Be careful: 16 bits was quite a lot of colors around 20 years ago. Now we would laugh at it. Ditto for 640Kb of RAM (who would need more?) etc.

Not trying to be dismissive just saying that... computational limits are limits on what can be done, in the end.

omegalulw · on Oct 7, 2022

Wrong way to think about the problem. Lowering bits does not mean lowering model capacity. Its the opposite in fact - it allows you to you to fit more parameters.

pfortuny · on Oct 7, 2022

Well, yes within your constraints. In the end, you are choosing between two aspects. Same as with screens: you could have resolution (1024x768!!) or color (16bits!).

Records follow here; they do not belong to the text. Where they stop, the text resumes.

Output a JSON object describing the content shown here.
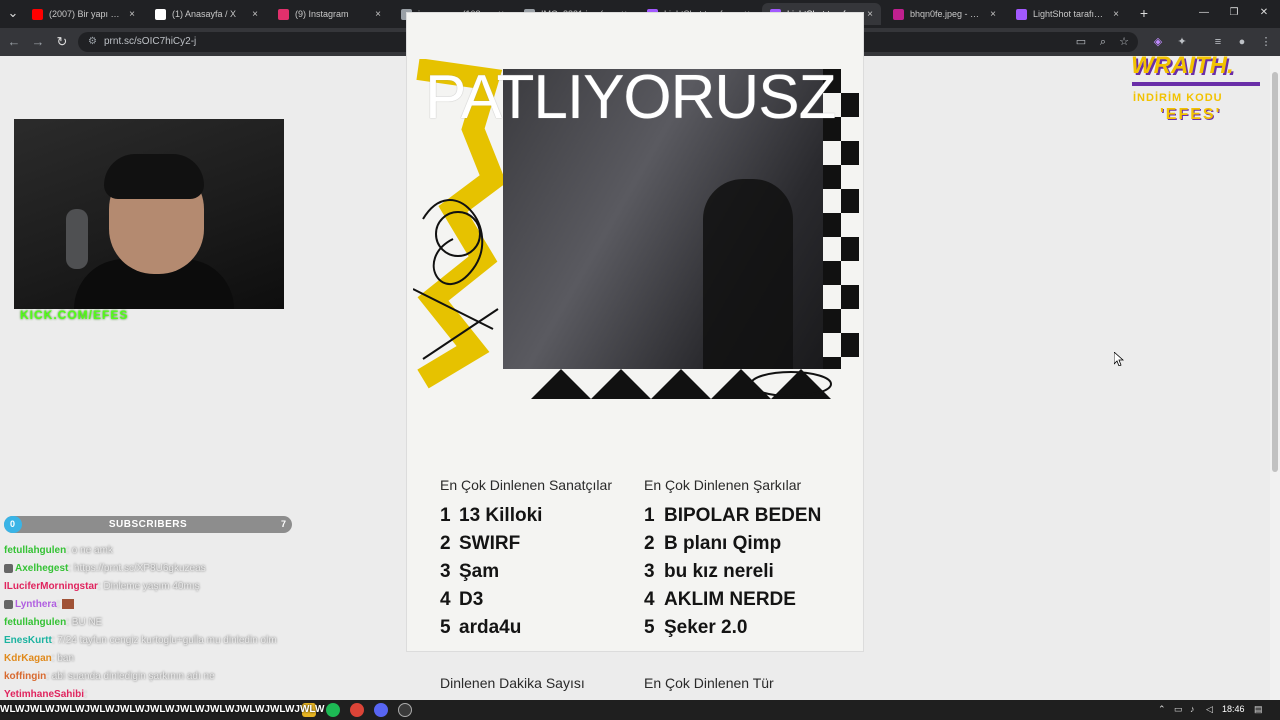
{
  "browser": {
    "tabs": [
      {
        "title": "(2007) Bir yapı var | A",
        "favicon_color": "#ff0000",
        "active": false
      },
      {
        "title": "(1) Anasayfa / X",
        "favicon_color": "#ffffff",
        "active": false
      },
      {
        "title": "(9) Instagram",
        "favicon_color": "#e1306c",
        "active": false
      },
      {
        "title": "image.png (1080×19",
        "favicon_color": "#9aa0a6",
        "active": false
      },
      {
        "title": "IMG_8831.jpg (1080",
        "favicon_color": "#9aa0a6",
        "active": false
      },
      {
        "title": "LightShot tarafından",
        "favicon_color": "#a259ff",
        "active": false
      },
      {
        "title": "LightShot tarafından",
        "favicon_color": "#a259ff",
        "active": true
      },
      {
        "title": "bhqn0fe.jpeg - Hızlı",
        "favicon_color": "#c0208f",
        "active": false
      },
      {
        "title": "LightShot tarafından",
        "favicon_color": "#a259ff",
        "active": false
      }
    ],
    "new_tab_glyph": "+",
    "close_glyph": "×",
    "url": "prnt.sc/sOIC7hiCy2-j",
    "window_controls": [
      "—",
      "❐",
      "✕"
    ]
  },
  "receipt": {
    "overlay_title": "PATLIYORUSZ",
    "artists_header": "En Çok Dinlenen Sanatçılar",
    "songs_header": "En Çok Dinlenen Şarkılar",
    "artists": [
      "13 Killoki",
      "SWIRF",
      "Şam",
      "D3",
      "arda4u"
    ],
    "songs": [
      "BIPOLAR BEDEN",
      "B planı Qimp",
      "bu kız nereli",
      "AKLIM NERDE",
      "Şeker 2.0"
    ],
    "ranks": [
      "1",
      "2",
      "3",
      "4",
      "5"
    ],
    "minutes_header": "Dinlenen Dakika Sayısı",
    "genre_header": "En Çok Dinlenen Tür"
  },
  "stream": {
    "kick_url": "KICK.COM/EFES",
    "brand": "WRAITH.",
    "discount_label": "İNDİRİM KODU",
    "discount_code": "'EFES'",
    "subscribers": {
      "label": "SUBSCRIBERS",
      "current": "0",
      "goal": "7",
      "progress_fraction": 0.0
    }
  },
  "chat": [
    {
      "user": "fetullahgulen",
      "color": "#35c235",
      "msg": ": o ne amk",
      "badge": false,
      "emote": false
    },
    {
      "user": "Axelhegest",
      "color": "#35c235",
      "msg": ": https://prnt.sc/XP8U6gkuzeas",
      "badge": true,
      "emote": false
    },
    {
      "user": "ILuciferMorningstar",
      "color": "#e0245e",
      "msg": ": Dinleme yaşım 40mış",
      "badge": false,
      "emote": false
    },
    {
      "user": "Lynthera",
      "color": "#b05fe0",
      "msg": ":",
      "badge": true,
      "emote": true
    },
    {
      "user": "fetullahgulen",
      "color": "#35c235",
      "msg": ": BU NE",
      "badge": false,
      "emote": false
    },
    {
      "user": "EnesKurtt",
      "color": "#1cb3a0",
      "msg": ": 7/24 tayfun cengiz kurtoglu+gulla mu dinledin olm",
      "badge": false,
      "emote": false
    },
    {
      "user": "KdrKagan",
      "color": "#e08a1c",
      "msg": ": ban",
      "badge": false,
      "emote": false
    },
    {
      "user": "koffingin",
      "color": "#d86a30",
      "msg": ": abi suanda dinledigin şarkının adı ne",
      "badge": false,
      "emote": false
    },
    {
      "user": "YetimhaneSahibi",
      "color": "#e0245e",
      "msg": ":",
      "badge": false,
      "emote": false
    }
  ],
  "marquee": "WLWJWLWJWLWJWLWJWLWJWLWJWLWJWLWJWLWJWLWJWLW",
  "taskbar": {
    "time": "18:46"
  }
}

Edit: the term I could not remember is tradeoff.

adgjlsfhk1 · on Oct 7, 2022

kind of. if we get computers that are 1000x faster, it just becomes a tradeoff between higher precision or 1000x more parameters. the reason resolution has stopped being pushed is that our eyes have severe diminishing returns. it's not yet known whether brains do.

mjan22640 · on Oct 7, 2022

30 years ago. The time flies...

pfortuny · on Oct 7, 2022

well, you are right and I grow old, I grow old, I shall wear the bottoms of my trousers rolled…

I stand corrected.

rubatuga · on Oct 7, 2022

Not always though!